Spread betting allows you to speculate on the price movements of a huge range of financial assets and instruments. Spread betting also provides the flexibility to take a position whether the market falls or rises. And unlike traditional share trading you need relatively little initial capital to get started. Here you can learn how to get started with spread betting.

What Is The Spread?

All spread bets are quoted with two prices. There is the buy price, which is the price you choose if you think that the market is going to increase. And there is this is the sell price, which is the price you can short if you think the market is going to fall. The difference between these two prices is called the spread.

Spread Betting Allows You To Use Margin

One of the key concepts with spread betting is that it allows you to trade on margin. This means that you only have to put up a small percentage of the entire value of your position. The margin required with spread betting is typically between 1% and 10% of the entire value of the position.
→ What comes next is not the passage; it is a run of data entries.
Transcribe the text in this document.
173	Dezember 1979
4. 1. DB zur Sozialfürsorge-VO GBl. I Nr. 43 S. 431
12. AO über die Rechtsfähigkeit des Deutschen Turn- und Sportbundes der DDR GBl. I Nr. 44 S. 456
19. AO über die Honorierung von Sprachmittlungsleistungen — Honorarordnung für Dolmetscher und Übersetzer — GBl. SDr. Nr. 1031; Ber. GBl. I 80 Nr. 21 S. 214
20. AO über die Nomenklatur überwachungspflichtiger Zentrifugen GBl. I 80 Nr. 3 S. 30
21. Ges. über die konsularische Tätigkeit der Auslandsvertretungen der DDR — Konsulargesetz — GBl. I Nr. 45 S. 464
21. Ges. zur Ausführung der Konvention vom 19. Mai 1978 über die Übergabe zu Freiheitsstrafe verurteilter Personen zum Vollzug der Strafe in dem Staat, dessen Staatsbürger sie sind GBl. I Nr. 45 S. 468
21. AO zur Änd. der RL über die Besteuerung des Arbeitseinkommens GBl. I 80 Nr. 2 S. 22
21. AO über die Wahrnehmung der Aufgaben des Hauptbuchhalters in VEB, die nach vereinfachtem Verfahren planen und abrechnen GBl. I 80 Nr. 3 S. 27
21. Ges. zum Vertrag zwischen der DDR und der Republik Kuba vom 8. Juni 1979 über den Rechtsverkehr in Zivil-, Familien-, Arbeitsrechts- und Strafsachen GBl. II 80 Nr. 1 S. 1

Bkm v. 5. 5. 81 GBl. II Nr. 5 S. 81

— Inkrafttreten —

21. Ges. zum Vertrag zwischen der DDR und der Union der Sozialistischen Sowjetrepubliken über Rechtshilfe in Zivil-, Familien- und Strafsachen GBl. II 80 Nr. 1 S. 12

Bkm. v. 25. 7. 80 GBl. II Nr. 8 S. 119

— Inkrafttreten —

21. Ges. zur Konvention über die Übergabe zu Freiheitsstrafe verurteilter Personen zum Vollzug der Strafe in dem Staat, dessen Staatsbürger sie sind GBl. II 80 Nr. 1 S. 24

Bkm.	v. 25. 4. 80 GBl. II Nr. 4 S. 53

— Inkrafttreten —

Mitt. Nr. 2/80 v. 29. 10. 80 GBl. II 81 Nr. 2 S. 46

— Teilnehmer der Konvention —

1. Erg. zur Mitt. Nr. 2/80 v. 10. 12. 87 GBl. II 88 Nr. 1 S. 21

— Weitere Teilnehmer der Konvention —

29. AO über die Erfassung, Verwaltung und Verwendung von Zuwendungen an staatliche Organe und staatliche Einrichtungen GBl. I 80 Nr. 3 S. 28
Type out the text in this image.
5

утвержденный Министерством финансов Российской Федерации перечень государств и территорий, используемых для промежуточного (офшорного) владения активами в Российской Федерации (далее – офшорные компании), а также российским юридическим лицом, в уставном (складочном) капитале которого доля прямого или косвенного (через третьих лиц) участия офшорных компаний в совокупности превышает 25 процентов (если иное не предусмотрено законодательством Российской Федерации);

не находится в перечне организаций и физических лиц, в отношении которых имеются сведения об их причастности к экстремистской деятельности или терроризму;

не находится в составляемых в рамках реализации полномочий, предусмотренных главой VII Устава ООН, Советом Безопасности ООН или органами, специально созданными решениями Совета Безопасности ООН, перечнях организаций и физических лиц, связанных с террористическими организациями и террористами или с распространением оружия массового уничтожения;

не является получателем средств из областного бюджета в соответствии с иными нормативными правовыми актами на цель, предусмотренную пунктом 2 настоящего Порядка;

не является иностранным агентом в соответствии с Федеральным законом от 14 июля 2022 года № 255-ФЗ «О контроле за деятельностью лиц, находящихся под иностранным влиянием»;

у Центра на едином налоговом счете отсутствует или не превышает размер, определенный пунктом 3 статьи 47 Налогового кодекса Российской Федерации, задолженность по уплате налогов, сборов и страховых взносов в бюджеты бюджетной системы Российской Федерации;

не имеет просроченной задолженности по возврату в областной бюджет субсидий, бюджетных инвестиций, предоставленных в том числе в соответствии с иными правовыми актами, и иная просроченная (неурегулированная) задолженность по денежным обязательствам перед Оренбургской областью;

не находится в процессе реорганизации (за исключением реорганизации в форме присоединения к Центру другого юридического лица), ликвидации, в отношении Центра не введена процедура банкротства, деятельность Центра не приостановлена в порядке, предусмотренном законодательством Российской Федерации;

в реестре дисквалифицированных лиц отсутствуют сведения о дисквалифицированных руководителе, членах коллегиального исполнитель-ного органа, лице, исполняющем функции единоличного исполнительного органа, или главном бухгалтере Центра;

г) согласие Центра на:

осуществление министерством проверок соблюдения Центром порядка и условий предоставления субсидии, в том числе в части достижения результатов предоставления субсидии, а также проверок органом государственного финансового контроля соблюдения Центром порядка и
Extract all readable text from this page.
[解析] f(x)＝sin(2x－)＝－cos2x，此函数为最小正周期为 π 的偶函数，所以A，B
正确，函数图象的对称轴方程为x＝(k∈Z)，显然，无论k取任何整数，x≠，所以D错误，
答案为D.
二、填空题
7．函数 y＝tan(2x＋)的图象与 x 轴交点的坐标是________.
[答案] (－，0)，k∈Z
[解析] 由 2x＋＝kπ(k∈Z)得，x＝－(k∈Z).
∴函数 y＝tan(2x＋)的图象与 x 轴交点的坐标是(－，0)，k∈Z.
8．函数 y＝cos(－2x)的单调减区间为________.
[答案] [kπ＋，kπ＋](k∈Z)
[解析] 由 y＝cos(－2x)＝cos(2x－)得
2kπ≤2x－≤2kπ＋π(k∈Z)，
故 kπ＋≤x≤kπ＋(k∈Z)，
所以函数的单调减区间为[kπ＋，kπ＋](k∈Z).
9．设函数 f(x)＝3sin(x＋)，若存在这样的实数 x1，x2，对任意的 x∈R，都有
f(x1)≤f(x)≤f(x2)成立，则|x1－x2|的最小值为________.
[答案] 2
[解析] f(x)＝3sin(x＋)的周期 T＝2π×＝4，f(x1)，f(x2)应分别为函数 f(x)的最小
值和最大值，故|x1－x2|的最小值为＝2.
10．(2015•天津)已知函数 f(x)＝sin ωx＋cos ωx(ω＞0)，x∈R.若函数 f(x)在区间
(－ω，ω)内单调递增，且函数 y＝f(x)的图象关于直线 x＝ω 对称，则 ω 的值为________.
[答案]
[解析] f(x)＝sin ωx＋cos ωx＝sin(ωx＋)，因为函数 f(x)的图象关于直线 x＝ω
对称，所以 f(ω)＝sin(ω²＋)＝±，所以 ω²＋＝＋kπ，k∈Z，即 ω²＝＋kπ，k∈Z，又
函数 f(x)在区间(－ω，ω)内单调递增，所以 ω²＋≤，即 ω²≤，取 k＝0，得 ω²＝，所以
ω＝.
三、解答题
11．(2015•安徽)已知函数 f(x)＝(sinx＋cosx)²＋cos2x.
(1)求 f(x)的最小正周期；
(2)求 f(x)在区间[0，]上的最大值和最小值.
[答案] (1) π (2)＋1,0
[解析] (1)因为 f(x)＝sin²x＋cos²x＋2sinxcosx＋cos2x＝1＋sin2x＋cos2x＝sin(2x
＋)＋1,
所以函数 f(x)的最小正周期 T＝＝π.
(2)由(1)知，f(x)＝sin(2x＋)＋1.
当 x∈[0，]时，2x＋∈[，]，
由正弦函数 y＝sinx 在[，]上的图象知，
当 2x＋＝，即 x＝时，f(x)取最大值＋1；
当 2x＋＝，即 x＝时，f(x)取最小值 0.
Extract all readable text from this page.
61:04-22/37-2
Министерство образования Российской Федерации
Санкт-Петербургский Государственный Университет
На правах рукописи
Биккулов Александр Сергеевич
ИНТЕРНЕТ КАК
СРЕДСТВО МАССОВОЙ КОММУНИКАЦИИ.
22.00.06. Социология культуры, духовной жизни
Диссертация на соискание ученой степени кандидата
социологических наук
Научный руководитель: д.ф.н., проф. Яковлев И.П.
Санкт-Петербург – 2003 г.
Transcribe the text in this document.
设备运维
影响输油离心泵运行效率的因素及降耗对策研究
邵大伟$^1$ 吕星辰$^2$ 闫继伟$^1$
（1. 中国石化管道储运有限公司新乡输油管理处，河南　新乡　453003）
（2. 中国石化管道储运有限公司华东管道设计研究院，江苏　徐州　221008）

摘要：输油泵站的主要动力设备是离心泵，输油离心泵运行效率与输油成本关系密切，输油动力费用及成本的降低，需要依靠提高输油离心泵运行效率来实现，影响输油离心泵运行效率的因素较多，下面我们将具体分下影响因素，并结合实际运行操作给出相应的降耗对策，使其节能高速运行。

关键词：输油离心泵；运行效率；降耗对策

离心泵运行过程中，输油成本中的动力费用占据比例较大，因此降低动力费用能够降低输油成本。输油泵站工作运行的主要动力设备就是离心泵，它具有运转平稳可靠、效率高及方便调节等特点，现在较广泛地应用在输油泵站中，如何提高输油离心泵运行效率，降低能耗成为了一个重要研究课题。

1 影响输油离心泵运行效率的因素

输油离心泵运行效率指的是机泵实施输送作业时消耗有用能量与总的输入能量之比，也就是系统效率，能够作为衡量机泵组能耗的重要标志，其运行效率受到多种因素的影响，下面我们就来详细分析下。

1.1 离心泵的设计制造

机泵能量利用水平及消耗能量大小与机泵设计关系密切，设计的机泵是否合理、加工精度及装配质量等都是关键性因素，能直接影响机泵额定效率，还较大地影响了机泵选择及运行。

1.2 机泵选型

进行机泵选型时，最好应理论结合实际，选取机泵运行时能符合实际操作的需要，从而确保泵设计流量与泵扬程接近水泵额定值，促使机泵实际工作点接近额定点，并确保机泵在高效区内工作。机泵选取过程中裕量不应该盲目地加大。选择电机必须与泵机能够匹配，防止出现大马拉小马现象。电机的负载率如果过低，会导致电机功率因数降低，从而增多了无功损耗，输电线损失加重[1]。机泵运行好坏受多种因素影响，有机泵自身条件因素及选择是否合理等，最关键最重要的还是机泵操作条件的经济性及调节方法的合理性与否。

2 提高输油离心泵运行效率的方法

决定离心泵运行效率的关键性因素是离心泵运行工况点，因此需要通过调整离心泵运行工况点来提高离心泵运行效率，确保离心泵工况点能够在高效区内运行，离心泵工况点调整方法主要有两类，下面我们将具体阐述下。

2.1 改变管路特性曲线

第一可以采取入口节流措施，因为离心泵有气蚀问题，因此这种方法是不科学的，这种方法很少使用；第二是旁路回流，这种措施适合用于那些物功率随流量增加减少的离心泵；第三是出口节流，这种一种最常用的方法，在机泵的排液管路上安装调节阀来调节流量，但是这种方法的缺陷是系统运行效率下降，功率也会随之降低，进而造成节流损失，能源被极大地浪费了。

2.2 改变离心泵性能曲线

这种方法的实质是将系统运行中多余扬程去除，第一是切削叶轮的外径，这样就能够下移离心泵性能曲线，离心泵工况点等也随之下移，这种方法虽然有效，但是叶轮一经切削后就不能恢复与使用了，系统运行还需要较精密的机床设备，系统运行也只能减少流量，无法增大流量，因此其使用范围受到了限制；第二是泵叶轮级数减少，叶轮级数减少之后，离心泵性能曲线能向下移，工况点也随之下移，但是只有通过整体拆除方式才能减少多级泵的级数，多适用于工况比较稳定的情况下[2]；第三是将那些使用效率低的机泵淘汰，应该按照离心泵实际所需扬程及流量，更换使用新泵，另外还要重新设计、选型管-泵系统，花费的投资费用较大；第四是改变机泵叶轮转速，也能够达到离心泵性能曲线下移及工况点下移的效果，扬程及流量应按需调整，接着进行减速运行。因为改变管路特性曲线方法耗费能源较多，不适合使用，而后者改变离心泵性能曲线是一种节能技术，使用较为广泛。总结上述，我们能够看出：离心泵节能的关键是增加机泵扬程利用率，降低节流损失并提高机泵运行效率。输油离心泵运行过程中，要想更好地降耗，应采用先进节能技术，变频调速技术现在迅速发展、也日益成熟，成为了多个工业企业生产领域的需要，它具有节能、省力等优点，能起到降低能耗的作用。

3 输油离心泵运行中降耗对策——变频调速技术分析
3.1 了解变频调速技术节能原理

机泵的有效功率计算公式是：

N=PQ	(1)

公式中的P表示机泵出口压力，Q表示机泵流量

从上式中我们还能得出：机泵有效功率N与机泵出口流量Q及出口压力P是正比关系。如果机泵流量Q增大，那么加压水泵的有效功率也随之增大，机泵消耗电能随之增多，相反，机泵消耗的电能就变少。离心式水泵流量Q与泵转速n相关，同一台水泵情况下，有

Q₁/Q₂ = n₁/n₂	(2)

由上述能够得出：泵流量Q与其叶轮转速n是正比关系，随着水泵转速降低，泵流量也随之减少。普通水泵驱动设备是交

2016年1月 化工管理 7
How Spread Betting Differs From Traditional Trading

Spread betting differs from traditional trading in a number of key aspects. Firstly, there are no commissions on a spread bet. Instead the spread betting firm makes their income from the spread, which is the difference between the buy and the sell price. Secondly, spread bets are a derivative financial product. This means that you are speculating on the move of an underlying asset rather than the asset itself. 

Examples of such underlying assets are currencies, shares and commodities. Thirdly, unlike trading shears or indices you can speculate on both movements up in price and movements down in price.

An Example Of A Spread Bet

To help you understand exactly how spread betting works we can use a specific example from the financial news.

Recently Deutsche Bank shares lost 5.4% falling to €37.21 after the bank reported a pre-tax loss of €1.15 billion. This result was particularly disappointing considering that analysts were expecting a €628 million profit. 

Now imagine you wanted to make a spread bet based on that situation. Before the announcement of the loss a spread betting firm might be offering a spread of 39.03 - 39.12. You can bet on whether Deutsche Bank will end up above 39.12 or below 39.03. In this case if you correctly predicted that the shares were going to fall then you would have made a profit. How much will depend on your initial stake size.

How To Manage Risk With Spread Betting

Because spread betting allows you to leverage your trades it can be very lucrative. But, leverage also increases the risk of your trades– and the potential for substantial losses. This is why it is important to manage your risk. Luckily spread betting has a number of different risk management tools that you can use to limit your losses. These include stop loss orders and guaranteed stop loss orders. 

As Larry Hite noted in the famous trading book ‘Market Wizards’ about risk, ‘Throughout my financial career, I have continually witnessed examples of other people that I have known being ruined by a failure to respect risk. If you don’t take a hard look at risk, it will take you.’